Much like fans, Nissan can’t seem to get enough of Star Wars. The automaker has partnered again with Walt Disney's Lucasfilm Ltd. for an out-of-this-world marketing campaign in Canada and the United States.
The Nissan Rogue was vaulted into Star Wars’ galactic hype machine last year and basked in the spectacle surrounding the fortuitously-named Rogue One: A Star Wars Story movie.
Nissan dealerships – many of which outfitted their stores with Rogue One decorations as part of the automaker's marketing alignment with the sci-fi film franchise – loved the connection to the beloved franchise.
“Our dealers were really excited about it last year. More than anything, they were impressed with the traffic it seemed to drive. From a dealer perspective, that’s important,” Steve Rhind, director of marketing at Nissan Canada told Automotive News Canada in an interview.
Rogue sales also increased in November and December 2016 – the height of the marketing campaign – when compared with the same two months the year before. November sales were up 45 per cent and December sales climbed 21 per cent.
CARDBOARD DEAL BREAKERS
Nissan even offered a movie-themed limited-edition Rogue. But it was the cardboard cutouts that drew the most attention — and likely will again this year.
Rhind said some customers required dealers include Stormtroopers in their new-vehicle purchase or risk losing the sale. “That doesn’t happen very often, that our point-of-sale material need to be included in the actual sale of a vehicle,” Rhind said.
The cutouts were so popular that one ended up stolen from a greater-Toronto area dealership.
For this latest tie-in, dealers had a challenge for Nissan’s marketing brass: How could they spread the interest across the Nissan lineup?
The answer was a theme inspired by futuristic technologies in The Last Jedi.
Last year, Nissan highlighted the Rogue’s safety chops; this time, it’s extending the safety focus to include Nissan’s ProPilot Assist, which it said “begins the journey towards autonomous driving.”
In the film, droids help pilots anticipate obstacles.
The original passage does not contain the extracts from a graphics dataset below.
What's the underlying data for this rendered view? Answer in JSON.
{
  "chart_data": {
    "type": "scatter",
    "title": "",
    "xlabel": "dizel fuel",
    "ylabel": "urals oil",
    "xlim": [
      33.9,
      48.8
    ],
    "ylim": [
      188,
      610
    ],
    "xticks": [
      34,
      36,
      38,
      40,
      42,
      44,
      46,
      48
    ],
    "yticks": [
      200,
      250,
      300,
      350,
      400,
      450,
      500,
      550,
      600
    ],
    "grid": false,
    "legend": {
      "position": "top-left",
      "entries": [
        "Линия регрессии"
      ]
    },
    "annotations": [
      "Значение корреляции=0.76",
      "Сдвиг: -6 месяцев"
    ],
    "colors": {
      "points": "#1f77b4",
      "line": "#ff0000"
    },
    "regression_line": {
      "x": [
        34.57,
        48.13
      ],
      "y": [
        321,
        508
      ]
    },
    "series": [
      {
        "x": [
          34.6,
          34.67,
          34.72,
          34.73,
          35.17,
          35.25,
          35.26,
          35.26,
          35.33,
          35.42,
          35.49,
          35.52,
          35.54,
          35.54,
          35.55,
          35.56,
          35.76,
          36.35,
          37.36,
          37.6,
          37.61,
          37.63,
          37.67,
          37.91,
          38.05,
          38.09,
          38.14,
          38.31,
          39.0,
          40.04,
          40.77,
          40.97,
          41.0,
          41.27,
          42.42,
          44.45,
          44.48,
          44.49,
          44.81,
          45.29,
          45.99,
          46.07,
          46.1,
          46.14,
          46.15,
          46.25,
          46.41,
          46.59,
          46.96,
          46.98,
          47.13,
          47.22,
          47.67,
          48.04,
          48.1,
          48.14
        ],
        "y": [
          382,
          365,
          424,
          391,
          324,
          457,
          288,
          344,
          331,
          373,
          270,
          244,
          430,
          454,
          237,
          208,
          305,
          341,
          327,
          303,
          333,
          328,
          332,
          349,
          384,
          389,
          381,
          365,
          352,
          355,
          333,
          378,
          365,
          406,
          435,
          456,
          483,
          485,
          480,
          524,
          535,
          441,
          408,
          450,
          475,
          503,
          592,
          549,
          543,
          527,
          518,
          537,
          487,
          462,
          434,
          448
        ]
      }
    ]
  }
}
Nissan says its mobility offerings do the same thing with emergency braking, blind-spot warning and ProPilot Assist
"Our goal is bringing to life our Nissan Intelligent Mobility story and to be a mainstream automotive brand," said Jeremy Tucker, vice-president of marketing communications and media for Nissan North America. “Everyone loves Star Wars. When you talk about appeal, this is a great way for us to get there. It allows us to tell a story about technology that seems out of reach, or even misunderstood, in a way that people understand.”
Many Nissan stores across the country will again serve as outposts for the Star Wars phenomenon.
Nissan created a system where dealers can order movie-themed items – including those popular cutouts – for their stores. This year’s stock in Canada includes Stormtroopers and the C-P3O and BB8 characters.
Nissan is not offering a Star Wars badged vehicle from the factory, but dealers will be able to offer Star Wars edition accessories like floor mats and logos for bumpers.
Nissan Canada has also partnered with the Cineplex movie-theatre chain to allow dealers to offer special screenings of the new movie, which opens Dec. 15.
“We want it to be as big, if not bigger than what we did last year,” Rhind said of the campaign.
One thing Canadian dealers won’t have access to is the “Star Wars: Droid Repair Bay,” a 10-minute virtual story connected to the film. It’s available only to dealers in the United States. The experience uses Samsung Gear and HTC Vive headsets. Stores using HTC Vive will have a virtual reality cube for participants to go into as they make their way through the story.
Meanwhile, total Canadian sales for Nissan are up 9.6 per cent to 125,901 vehicles through October when compared with 2016.
Rhind said the automaker has continued to grow Rogue sales and introduced the Titan half-ton pickup and small Qashqai crossover, a smaller version of the Rogue.
“Having the right cars at the right time in the right place has been a big factor for us,” he said.
Vince Bond Jr. of Automotive News contributed to this report.